I have felt haunted by this book for a year now. Every couple of weeks I think about it. I even read all of the author’s other novels, except for his most recent, which I am still working on. Since I am again in Portland visiting my family, maybe I’ll finish it this week. This makes it sound like I would tell everyone I come across to read this book. I am usually that person; as soon as I finish something I can’t wait to proclaim how everyone should follow in the footsteps of my good taste. I haven’t. In fact the few people that I have talked to about it I have only suggested they read it with the knowledge that it is sexually graphic, but not pornographic. This is a tough distinction to make in a world where 50 Shades of Grey is a New York Times Bestseller, and True Blood is on it’s 6th (or maybe 7th) season. The obsessive and ritualistic sexual practices of the characters are described by the narrator with a brutal dispassion that leaves no room for the reader to mistake it for titilation. It is not that I feel I would be advocating vice by recommending it to a friend to read, rather that I don’t believe most people I know would find it something to their particular taste.
But as the year has passed and I have been unable to cast aside the spectral presence of this book in the background of my life, it has done what real art does. It has made me more aware of the world around me and made me more sensitive to the way I see things.
My friend is a PhD candidate and wrote an article about The Elementary Particles that he asked me to read. In it he mentioned that there is no catharsis for the reader, but since this was peripheral to his argument, we didn’t talk about that very much. But I kept wondering about it. Why, when the book is over, and it ends in such harsh terms, is their no feeling of relief for the reader? What is missing from this book that the reader is left with no outlet for the emotional turmoil wrought by so much destruction?
The simple (or maybe not so simple) answer is that there is no higher good. In The Elementary Particle the highest good is physical pleasure, and the characters either strive towards or fight against this standard. For true tragedy there must be a standard of truth above that of the individual person, a universe ordered beyond myopic demands. When there is no measure outside of personal perception, there can be neither fulfillment in attainment, nor wisdom in failure. Catharsis is not simply the expulsion of emotion; it is knowledge from experience. Without a higher good founded in truth and evident in reality what should be tragedy is nothing but a series of unfortunate events.

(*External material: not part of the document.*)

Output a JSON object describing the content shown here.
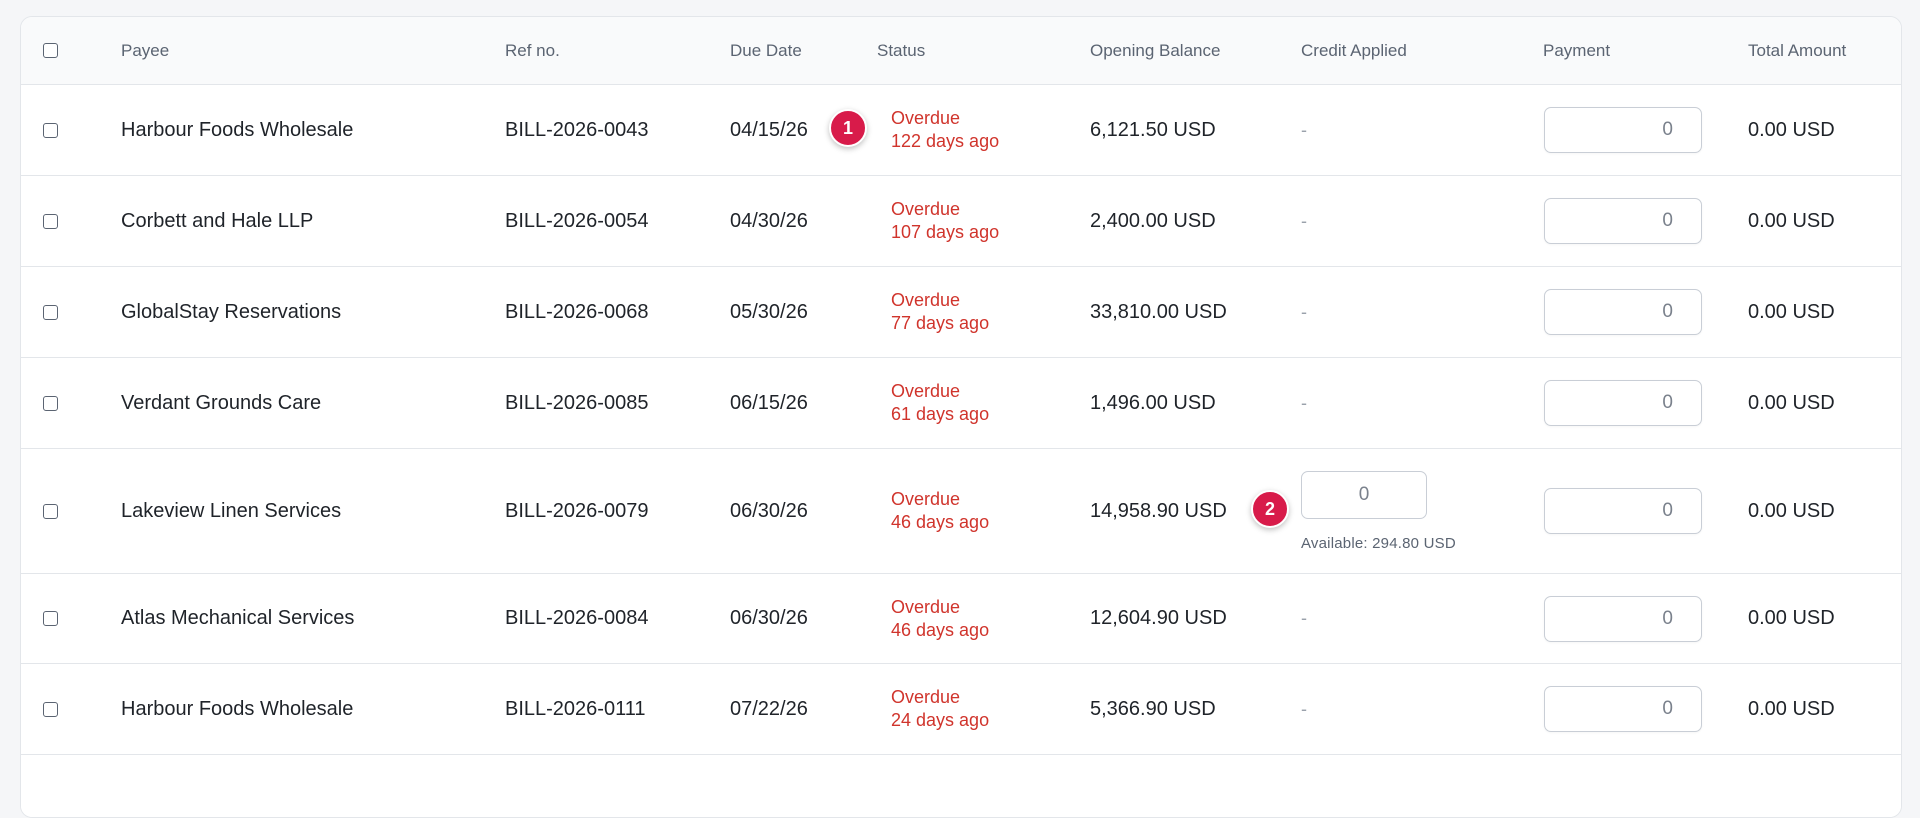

I used to worry that I was too drawn to tragedy, that my preference for dead heroes and bleak societies was a lack within myself of the joyful possibilities in life. I’ve never like The Odyssey mainly because of its comic resolution and I would willingly jettison all F. Scott Fitzgerald into the atmosphere. I’m both bored and offended by easy redemption; I like characters to suffer. And for the longest time I thought this was because I was just a spiteful human being with no capacity for happiness or empathy.
But I don’t think that anymore. First of all, because I’ve come to realize that I am not a spiteful human being with no capacity for happiness or empathy. More importantly, by reading a book that should have been tragic but was merely sad, I have seen a bit clearer just how much we need tragedy. Yes, the world is sad, and to merely wallow in that sadness does no one any good. In fact, that can be quite harmful. But tragedy doesn’t wallow; it lays bare human imperfection and in the context of a ordered creation shows us how to do better. It gives shape to our particular sufferings and provides the ideals to which we must strive if we are ever to improve. Tragedy is the antidote to apathy, and it cannot exist in a world without meaning.
We could all use a little more tragedy in our art.